In one crazy final scene, Tracy takes on the role of the suburban slasher and breaks into her neighbours’ house, making her way upstairs to kill the child witness. Realising that he can’t quite thwart her in real space and time anymore, Andy responds by crafting a hyperreal noir spectacle of his own, replacing the child with an old-fashioned dummy, and enlisting Detective Harris to dress up as a 40s nurse, and even adopt an accent to make it all plausible. Ever since Halloween, the slasher has been an unrivalled figure of emasculated angst, so in order to thwart Tracy, Andy has to take control of this invasion trope much as he apprehended the serial killer earlier in the film. Manipulating a peeping tom to his own advantage gets him part of the way, but he also cements his control over the slasher mise-en-scene by supplementing the noir pastiche with a brilliant additional touch – placing the child-dummy at a keyboard that continually intones a creepy synth riff based on the theme from Halloween.

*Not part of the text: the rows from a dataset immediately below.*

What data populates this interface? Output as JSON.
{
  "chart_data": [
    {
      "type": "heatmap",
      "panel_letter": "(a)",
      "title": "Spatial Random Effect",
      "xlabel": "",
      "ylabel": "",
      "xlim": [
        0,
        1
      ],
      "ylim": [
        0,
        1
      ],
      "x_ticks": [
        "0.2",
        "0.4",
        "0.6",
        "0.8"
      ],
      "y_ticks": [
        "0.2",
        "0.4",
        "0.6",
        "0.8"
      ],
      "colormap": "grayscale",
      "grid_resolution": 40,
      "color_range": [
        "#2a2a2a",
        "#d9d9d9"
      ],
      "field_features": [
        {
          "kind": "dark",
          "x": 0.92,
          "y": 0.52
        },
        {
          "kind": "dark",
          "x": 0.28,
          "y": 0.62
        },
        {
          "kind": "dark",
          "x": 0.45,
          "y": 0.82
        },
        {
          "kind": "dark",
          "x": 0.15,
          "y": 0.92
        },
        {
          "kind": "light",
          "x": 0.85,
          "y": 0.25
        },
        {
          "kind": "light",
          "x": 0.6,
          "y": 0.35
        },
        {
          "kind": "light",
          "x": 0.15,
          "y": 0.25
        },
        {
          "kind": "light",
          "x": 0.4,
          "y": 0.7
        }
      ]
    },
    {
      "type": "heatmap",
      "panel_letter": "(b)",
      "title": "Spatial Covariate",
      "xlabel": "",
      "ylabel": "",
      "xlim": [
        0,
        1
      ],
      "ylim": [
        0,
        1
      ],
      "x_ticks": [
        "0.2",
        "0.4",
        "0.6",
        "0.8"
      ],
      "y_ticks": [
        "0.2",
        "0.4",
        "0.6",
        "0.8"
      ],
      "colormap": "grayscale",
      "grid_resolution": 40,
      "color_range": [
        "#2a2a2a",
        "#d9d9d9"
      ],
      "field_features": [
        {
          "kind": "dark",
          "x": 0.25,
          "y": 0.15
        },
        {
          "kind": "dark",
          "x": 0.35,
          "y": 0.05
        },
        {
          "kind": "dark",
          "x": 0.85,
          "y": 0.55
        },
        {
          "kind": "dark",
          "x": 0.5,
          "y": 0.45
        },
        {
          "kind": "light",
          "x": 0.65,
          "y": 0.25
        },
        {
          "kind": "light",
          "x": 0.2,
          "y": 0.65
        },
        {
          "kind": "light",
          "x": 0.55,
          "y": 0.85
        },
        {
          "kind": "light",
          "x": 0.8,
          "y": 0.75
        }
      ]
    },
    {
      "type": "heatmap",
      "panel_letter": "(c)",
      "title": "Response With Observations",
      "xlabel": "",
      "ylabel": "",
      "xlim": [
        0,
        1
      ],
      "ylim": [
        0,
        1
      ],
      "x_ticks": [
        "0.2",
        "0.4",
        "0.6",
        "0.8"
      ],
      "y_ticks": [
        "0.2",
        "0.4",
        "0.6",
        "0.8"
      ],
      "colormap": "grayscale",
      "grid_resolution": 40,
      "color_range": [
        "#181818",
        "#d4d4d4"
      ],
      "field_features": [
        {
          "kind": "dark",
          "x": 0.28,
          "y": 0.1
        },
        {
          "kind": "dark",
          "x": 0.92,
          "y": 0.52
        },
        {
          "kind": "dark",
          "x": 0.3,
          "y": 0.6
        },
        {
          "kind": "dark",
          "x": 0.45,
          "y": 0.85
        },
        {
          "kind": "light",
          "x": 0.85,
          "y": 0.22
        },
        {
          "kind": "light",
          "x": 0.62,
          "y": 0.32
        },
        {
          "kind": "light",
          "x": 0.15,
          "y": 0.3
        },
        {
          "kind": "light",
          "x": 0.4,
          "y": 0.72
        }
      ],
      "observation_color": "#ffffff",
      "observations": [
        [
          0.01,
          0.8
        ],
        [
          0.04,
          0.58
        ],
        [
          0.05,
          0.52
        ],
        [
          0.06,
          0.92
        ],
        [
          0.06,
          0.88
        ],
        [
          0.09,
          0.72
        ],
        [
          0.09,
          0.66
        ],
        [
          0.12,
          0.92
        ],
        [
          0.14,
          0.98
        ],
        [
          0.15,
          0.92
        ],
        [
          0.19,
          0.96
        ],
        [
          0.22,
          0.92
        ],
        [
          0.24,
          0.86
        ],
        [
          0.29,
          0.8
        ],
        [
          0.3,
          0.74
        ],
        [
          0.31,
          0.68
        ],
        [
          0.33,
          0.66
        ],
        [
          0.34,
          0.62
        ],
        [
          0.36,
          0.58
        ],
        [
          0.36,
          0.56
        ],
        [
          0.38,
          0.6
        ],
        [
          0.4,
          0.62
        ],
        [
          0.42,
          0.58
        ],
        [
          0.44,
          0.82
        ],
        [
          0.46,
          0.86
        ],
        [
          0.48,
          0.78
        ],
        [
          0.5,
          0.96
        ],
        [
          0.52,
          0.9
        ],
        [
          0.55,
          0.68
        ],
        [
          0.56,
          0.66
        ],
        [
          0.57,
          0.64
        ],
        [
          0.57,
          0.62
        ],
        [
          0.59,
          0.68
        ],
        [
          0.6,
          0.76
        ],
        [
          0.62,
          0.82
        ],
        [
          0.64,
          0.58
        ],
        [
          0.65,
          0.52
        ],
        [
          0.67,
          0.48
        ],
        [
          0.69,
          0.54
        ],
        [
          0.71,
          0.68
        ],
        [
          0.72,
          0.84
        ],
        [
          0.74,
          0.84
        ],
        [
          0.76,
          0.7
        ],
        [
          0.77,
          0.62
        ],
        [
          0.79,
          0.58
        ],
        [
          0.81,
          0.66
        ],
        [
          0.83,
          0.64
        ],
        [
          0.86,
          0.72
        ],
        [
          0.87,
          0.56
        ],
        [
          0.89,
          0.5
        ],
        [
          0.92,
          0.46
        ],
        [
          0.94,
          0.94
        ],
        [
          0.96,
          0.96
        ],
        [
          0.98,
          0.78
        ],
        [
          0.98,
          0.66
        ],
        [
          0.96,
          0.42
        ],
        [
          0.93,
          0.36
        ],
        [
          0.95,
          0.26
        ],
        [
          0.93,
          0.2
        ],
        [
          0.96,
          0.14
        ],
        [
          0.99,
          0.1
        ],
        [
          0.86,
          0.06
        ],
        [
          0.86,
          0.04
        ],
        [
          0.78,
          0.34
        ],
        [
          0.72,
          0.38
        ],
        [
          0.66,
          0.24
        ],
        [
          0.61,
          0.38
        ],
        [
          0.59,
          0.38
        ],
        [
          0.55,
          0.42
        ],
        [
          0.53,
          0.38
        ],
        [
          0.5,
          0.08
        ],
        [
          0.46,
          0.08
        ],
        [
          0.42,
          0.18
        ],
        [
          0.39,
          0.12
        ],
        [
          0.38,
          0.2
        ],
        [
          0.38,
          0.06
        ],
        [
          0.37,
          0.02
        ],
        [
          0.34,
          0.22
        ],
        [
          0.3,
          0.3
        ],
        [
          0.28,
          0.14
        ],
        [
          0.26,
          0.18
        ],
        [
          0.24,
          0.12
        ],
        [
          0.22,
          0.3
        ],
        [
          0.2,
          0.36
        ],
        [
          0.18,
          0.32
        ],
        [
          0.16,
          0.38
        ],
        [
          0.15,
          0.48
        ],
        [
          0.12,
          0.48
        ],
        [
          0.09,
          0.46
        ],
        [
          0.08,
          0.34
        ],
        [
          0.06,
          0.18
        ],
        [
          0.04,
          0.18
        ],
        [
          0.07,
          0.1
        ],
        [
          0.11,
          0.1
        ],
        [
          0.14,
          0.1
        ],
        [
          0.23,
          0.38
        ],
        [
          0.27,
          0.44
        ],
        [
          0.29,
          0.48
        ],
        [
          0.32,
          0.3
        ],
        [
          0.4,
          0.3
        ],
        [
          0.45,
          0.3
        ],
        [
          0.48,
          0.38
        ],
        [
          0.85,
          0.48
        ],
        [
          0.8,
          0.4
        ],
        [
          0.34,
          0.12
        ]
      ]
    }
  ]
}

It all works – Andy and Detective Harris apprehend Tracy, who is taken away to prison. Yet in one final (final) twist, the child finally arrives home, and is led into the house by his parents while tapping a white cane on the ground. Earlier in the film, Andy stopped a serial killer, only to discover he was sterile. Now he has stopped a peeping tom, only to discover he was blind. This produces a momentary bathos, as Becker finally, fleetingly, tantalisingly permits his narrative convolutions to collapse in on themselves for a glimpse of fully-fledged comedy. But the credits roll too quickly for the register to stabilise, leaving Andy’s remasculation project unfinished, in a strange place between pathos and bathos, torsed out of all regular tonality, like a question the film has raised with increasing urgency, but without being able to answer.